As if being punished in the investment prison camp isn't enough torture, we have to stand by and watch the love affair investors are having with Treasury bonds and gold. It is as if a group of war prisoners are being put up at the Ritz Carlton while we join Louis eating seaweed and bug-infested rice. If 2% interest on Ten-Year Treasury Bonds and $1,900 ounce gold succeed as investments these next 10 years, we believe we'll have much bigger problems than stock market performance. Grab your guns, ammo, rations and water.

Our wonderful companies already average a higher dividend percentage than the rate of interest on the 10-Year Treasury did at the close of trading on September 6th, 2011. They trade at very low multiples of earnings and free cash flow. The dividend growth over the next 10 years could provide adequate comparative returns to other asset classes without much capital appreciation. In today's investment prison camp the dividend payout ratio on the S&P 500 Index is the lowest since 1936 at around 29%. As people and companies get out of the investment prison over time, we believe those payout ratios will gravitate toward historical norms around 50%. This means that a portfolio trading at 10 times after-tax profits could easily pay a 5% dividend in the not very distant future.

By now you are probably wondering what happened to Louis. After three years of struggling with alcoholism and PTSD, Louis was dragged to a Billy Graham Revival in 1949 by his wife, Cynthia. He remembered that he’d promised God on the life raft that if He saved them he would devote his life to God. Louis started a major ministry to wayward teens and spoke all over the world about endurance and perseverance. He also forgave The Bird and his other tormentors. The PTSD miraculously went away.

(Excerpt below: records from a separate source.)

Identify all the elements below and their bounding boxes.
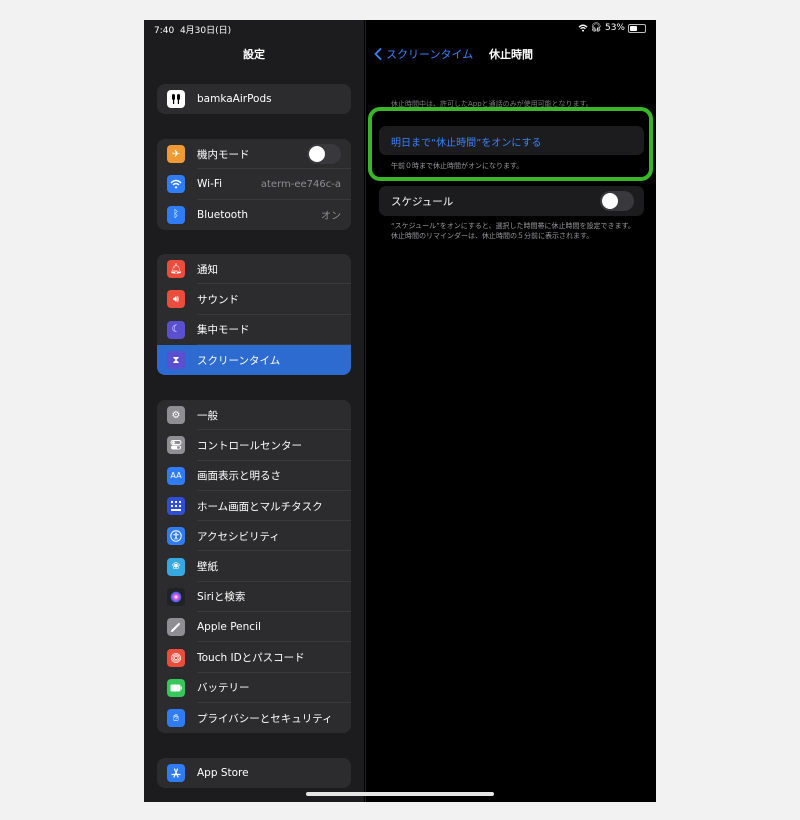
- gear-icon: ⚙: [167, 406, 185, 425]
- sidebar-item-label: App Store: [197, 767, 249, 780]
- battery-level: [630, 25, 637, 31]
- moon-icon: ☾: [167, 320, 185, 339]
- bluetooth-icon: ᛒ: [167, 205, 185, 224]
- sidebar-item-privacy[interactable]: ✋︎ プライバシーとセキュリティ: [157, 703, 351, 733]
- bluetooth-value: オン: [321, 211, 341, 223]
- fingerprint-icon: [167, 648, 185, 667]
- sidebar-item-label: アクセシビリティ: [197, 530, 280, 543]
- account-group: bamkaAirPods: [157, 84, 351, 115]
- sidebar-item-display[interactable]: AA 画面表示と明るさ: [157, 461, 351, 491]
- schedule-toggle[interactable]: [600, 191, 634, 211]
- sidebar-item-label: Bluetooth: [197, 208, 248, 221]
- sidebar-item-home-screen[interactable]: ホーム画面とマルチタスク: [157, 491, 351, 522]
- sidebar-item-label: 機内モード: [197, 148, 250, 161]
- schedule-row[interactable]: スケジュール: [379, 186, 644, 216]
- back-button-label: スクリーンタイム: [386, 48, 474, 61]
- sidebar-item-battery[interactable]: バッテリー: [157, 673, 351, 703]
- general-group: ⚙ 一般 コントロールセンター AA 画面表示と明るさ ホーム画面とマルチタスク…: [157, 400, 351, 734]
- schedule-note: “スケジュール”をオンにすると、選択した時間帯に休止時間を設定できます。休止時間…: [391, 222, 635, 240]
- hand-icon: ✋︎: [167, 709, 185, 728]
- status-bar: 7:40 4月30日(日) 🎧︎ 53%: [144, 20, 656, 38]
- sidebar-item-label: コントロールセンター: [197, 439, 302, 452]
- sidebar-title: 設定: [243, 48, 265, 61]
- sidebar-item-label: 集中モード: [197, 324, 250, 337]
- sidebar-item-notifications[interactable]: 🔔︎ 通知: [157, 254, 351, 285]
- downtime-detail-pane: スクリーンタイム 休止時間 休止時間中は、許可したAppと通話のみが使用可能とな…: [365, 20, 656, 802]
- back-button[interactable]: スクリーンタイム: [374, 46, 473, 62]
- battery-status-icon: [628, 23, 646, 33]
- sidebar-item-siri[interactable]: Siriと検索: [157, 582, 351, 613]
- speaker-icon: 🔊︎: [167, 290, 185, 309]
- sidebar-item-label: 一般: [197, 409, 218, 422]
- wifi-icon: [167, 175, 185, 194]
- bell-icon: 🔔︎: [167, 260, 185, 279]
- sidebar-item-label: 壁紙: [197, 561, 218, 574]
- accessibility-icon: [167, 527, 185, 546]
- ipad-screen: 設定 bamkaAirPods ✈ 機内モード Wi-Fi aterm-ee74…: [144, 20, 656, 802]
- hourglass-icon: ⧗: [167, 351, 185, 370]
- schedule-label: スケジュール: [391, 195, 454, 208]
- page-title: 休止時間: [489, 48, 533, 61]
- enable-downtime-note: 午前０時まで休止時間がオンになります。: [391, 162, 524, 170]
- sidebar-item-label: Apple Pencil: [197, 621, 261, 634]
- wifi-network-value: aterm-ee746c-a: [260, 178, 341, 190]
- flower-icon: ❀: [167, 557, 185, 576]
- chevron-left-icon: [374, 48, 382, 60]
- sidebar-item-label: 通知: [197, 263, 218, 276]
- pencil-icon: [167, 618, 185, 637]
- status-right: 🎧︎ 53%: [578, 23, 646, 33]
- sidebar-item-apple-pencil[interactable]: Apple Pencil: [157, 612, 351, 643]
- home-indicator[interactable]: [306, 792, 494, 796]
- connectivity-group: ✈ 機内モード Wi-Fi aterm-ee746c-a ᛒ Bluetooth…: [157, 139, 351, 230]
- sidebar-item-label: プライバシーとセキュリティ: [197, 712, 333, 725]
- airplane-mode-toggle[interactable]: [307, 144, 341, 165]
- status-time: 7:40 4月30日(日): [154, 23, 231, 36]
- sidebar-item-app-store[interactable]: App Store: [157, 758, 351, 788]
- toggle-knob: [309, 146, 325, 163]
- airplane-icon: ✈: [167, 145, 185, 164]
- sidebar-item-wallpaper[interactable]: ❀ 壁紙: [157, 551, 351, 582]
- sidebar-item-label: スクリーンタイム: [197, 354, 281, 367]
- text-size-icon: AA: [167, 466, 185, 485]
- notifications-group: 🔔︎ 通知 🔊︎ サウンド ☾ 集中モード ⧗ スクリーンタイム: [157, 254, 351, 376]
- sidebar-item-airpods[interactable]: bamkaAirPods: [157, 84, 351, 114]
- enable-downtime-until-tomorrow-button[interactable]: 明日まで“休止時間”をオンにする: [379, 126, 644, 155]
- sidebar-item-airplane-mode[interactable]: ✈ 機内モード: [157, 139, 351, 170]
- siri-icon: [167, 587, 185, 606]
- sidebar-item-general[interactable]: ⚙ 一般: [157, 400, 351, 431]
- store-group: App Store: [157, 758, 351, 789]
- wifi-status-icon: [578, 24, 587, 32]
- appstore-icon: [167, 764, 185, 783]
- settings-sidebar: 設定 bamkaAirPods ✈ 機内モード Wi-Fi aterm-ee74…: [144, 20, 364, 802]
- sidebar-item-wifi[interactable]: Wi-Fi aterm-ee746c-a: [157, 169, 351, 200]
- sidebar-item-label: bamkaAirPods: [197, 93, 272, 106]
- sidebar-item-bluetooth[interactable]: ᛒ Bluetooth オン: [157, 200, 351, 230]
- sidebar-item-label: 画面表示と明るさ: [197, 470, 281, 483]
- sidebar-item-sounds[interactable]: 🔊︎ サウンド: [157, 284, 351, 315]
- toggle-knob: [602, 193, 618, 209]
- sidebar-item-touch-id[interactable]: Touch IDとパスコード: [157, 642, 351, 673]
- enable-downtime-label: 明日まで“休止時間”をオンにする: [391, 138, 542, 149]
- grid-icon: [167, 497, 185, 516]
- status-clock: 7:40: [154, 26, 175, 36]
- sidebar-item-control-center[interactable]: コントロールセンター: [157, 430, 351, 461]
- sidebar-item-label: Siriと検索: [197, 591, 246, 604]
- sidebar-item-label: バッテリー: [197, 682, 250, 695]
- battery-percent: 53%: [604, 23, 625, 33]
- sidebar-item-focus[interactable]: ☾ 集中モード: [157, 315, 351, 345]
- battery-icon: [167, 678, 185, 697]
- sidebar-item-screen-time[interactable]: ⧗ スクリーンタイム: [157, 344, 351, 376]
- sidebar-item-label: Wi-Fi: [197, 178, 223, 191]
- switches-icon: [167, 436, 185, 455]
- sidebar-item-label: Touch IDとパスコード: [197, 652, 305, 665]
- sidebar-item-label: サウンド: [197, 293, 239, 306]
- sidebar-item-accessibility[interactable]: アクセシビリティ: [157, 521, 351, 552]
- sidebar-item-label: ホーム画面とマルチタスク: [197, 500, 323, 513]
- status-date: 4月30日(日): [179, 26, 232, 36]
- airpods-icon: [167, 90, 185, 109]
- headphones-icon: 🎧︎: [590, 23, 602, 33]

We at SCM are prepared to forgive the hedge fund whiz kids, ETF flippers, algorithm traders and doomsday gold bugs who are making our investment life temporarily miserable. We expect to lead a large group of wayward investors over the next 10 years to enjoy long-term ownership of high quality common stocks. All this is possible if we remain "unbroken."

Disclaimer: The information contained in this missive represents SCM's opinions, and should not be construed as personalized or individualized investment advice. Past performance is no guarantee of future results. Some of the securities identified and described in this missive are a sample of issuers being currently recommended for suitable clients as of the date of this missive and do not represent all of the securities purchased or recommended for our clients. It should not be assumed that investing in these securities was or will be profitable. A list of all recommendations made by Smead Capital Management with in the past twelve month period is available upon request.

Disclosure: I am long DIS, EBAY, MER, BEN.